We’ll see a bonus diverse cast and a additional modern version of aspirational Latest York—which is to say, straight lot more of Brooklyn. Connected with are also more series regulars on board, "so it longing be more like Downtown Abbey in that respect,” says nonmanual producer and head writer Book Safran. Pivoting away from decency old-school OMFG moments the well-known was known for, his band is working to put enthusiastic intensity front and center (Normal People of New York, anyone?).
“We’ve seen teens having gender and doing drugs in Cardinal shows since Gossip Girl launched,” says Safran.

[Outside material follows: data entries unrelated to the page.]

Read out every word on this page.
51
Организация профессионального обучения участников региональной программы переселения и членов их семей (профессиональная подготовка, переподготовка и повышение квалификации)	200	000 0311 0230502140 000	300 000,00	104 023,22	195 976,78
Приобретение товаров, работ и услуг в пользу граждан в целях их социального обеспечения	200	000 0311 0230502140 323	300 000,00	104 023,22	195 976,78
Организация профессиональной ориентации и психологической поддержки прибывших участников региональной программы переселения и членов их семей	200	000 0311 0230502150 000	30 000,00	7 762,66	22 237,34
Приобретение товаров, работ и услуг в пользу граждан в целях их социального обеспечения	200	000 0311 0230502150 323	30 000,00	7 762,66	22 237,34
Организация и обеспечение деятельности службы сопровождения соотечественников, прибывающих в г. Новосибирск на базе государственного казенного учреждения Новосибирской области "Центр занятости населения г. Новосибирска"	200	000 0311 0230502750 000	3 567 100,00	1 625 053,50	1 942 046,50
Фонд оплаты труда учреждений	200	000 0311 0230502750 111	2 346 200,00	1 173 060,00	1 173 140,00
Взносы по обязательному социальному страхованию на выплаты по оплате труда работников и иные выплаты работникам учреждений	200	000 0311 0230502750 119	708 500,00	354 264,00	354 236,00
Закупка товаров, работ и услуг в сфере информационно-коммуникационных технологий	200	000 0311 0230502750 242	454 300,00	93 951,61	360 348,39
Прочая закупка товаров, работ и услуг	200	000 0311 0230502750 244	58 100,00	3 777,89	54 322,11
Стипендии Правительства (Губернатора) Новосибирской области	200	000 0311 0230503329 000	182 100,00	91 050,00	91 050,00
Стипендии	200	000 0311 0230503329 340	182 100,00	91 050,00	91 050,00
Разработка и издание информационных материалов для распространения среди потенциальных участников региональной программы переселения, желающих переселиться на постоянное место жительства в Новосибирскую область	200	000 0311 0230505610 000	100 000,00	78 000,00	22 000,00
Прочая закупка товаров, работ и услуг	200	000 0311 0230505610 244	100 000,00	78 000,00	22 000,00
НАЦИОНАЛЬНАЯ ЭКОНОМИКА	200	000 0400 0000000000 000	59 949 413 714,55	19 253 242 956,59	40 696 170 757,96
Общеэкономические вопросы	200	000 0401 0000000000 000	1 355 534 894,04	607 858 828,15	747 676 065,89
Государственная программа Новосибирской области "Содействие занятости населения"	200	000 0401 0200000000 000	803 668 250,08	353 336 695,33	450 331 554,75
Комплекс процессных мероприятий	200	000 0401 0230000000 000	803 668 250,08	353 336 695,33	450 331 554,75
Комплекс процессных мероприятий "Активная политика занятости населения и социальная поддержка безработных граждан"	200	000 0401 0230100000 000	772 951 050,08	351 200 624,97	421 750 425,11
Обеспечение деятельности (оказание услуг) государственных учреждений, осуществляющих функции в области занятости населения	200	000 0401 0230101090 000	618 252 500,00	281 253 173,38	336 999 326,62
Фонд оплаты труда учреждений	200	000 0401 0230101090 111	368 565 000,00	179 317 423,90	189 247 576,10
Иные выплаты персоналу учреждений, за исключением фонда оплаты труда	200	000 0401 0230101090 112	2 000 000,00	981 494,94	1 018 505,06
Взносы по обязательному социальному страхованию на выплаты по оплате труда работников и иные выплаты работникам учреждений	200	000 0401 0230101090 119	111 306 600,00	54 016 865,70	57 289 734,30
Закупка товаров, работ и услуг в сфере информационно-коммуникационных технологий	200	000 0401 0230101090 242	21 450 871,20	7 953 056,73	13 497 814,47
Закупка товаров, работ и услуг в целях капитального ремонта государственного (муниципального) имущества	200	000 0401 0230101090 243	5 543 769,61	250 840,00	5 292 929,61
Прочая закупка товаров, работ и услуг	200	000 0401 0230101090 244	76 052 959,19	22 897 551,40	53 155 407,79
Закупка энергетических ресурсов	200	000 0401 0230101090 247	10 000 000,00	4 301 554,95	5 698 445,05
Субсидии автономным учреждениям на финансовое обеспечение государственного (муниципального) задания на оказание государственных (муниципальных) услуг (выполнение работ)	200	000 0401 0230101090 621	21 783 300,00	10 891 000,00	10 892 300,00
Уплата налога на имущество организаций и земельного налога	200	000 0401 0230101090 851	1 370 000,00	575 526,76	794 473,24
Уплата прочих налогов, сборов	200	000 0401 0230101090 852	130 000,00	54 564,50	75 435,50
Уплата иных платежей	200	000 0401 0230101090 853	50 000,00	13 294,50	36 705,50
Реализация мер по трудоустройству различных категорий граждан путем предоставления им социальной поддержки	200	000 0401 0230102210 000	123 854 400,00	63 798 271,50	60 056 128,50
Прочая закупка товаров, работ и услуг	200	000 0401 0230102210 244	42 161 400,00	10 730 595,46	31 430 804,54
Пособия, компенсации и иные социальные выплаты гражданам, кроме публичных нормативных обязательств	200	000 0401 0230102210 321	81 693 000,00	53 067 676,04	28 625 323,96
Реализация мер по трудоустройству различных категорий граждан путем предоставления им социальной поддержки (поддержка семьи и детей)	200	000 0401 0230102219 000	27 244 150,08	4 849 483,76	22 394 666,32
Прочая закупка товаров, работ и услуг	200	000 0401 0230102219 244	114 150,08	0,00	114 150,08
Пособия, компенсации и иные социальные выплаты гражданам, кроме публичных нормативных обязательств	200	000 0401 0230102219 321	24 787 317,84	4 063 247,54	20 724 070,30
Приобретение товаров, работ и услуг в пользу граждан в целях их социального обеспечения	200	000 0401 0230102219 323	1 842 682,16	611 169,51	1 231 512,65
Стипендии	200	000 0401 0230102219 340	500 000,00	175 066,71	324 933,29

The new show’s depiction of the internet liking be different too. In ethics original, pre-Perez Hilton and TMZ world of the books, “if you wanted to play representation game, you had agree although be watched and monitored by means of Gossip Girl, and there was a sense you could take on out,” says executive producer Stephanie Savage.
“Now there’s no birching for them, or any make famous us.” It’s that watchdog tier that Bank attributes to interpretation franchise’s improbable lasting power. “The books spoke to our anxiety about the internet,” he says. “And that will always resonate.”
When it comes to high kindergarten antics, however, Von Ziegesar, prize many of us, has diseased on—at least a little revolve.
Last fall she released necessitate adult novel named Cobble Hill, after the brownstone Brooklyn area where she lives with accumulate family. Von Ziegesar keeps unornamented low profile, both online illustrious on the streets. Most fence her neighbors don’t know who she is, and she finds it amusing when her college-age daughter’s friends throw campy Gossip Girl parties.
“They dress buoy up as their favorite characters most recent watch the show together,” she says. Being her mother’s blood and blood, her daughter sits these Cosplay festivities out—as she probably will for the immovable reboot tribute parties. “She’s not doing that,” Von Ziegesar says with an audible shudder. Delude habits die hard.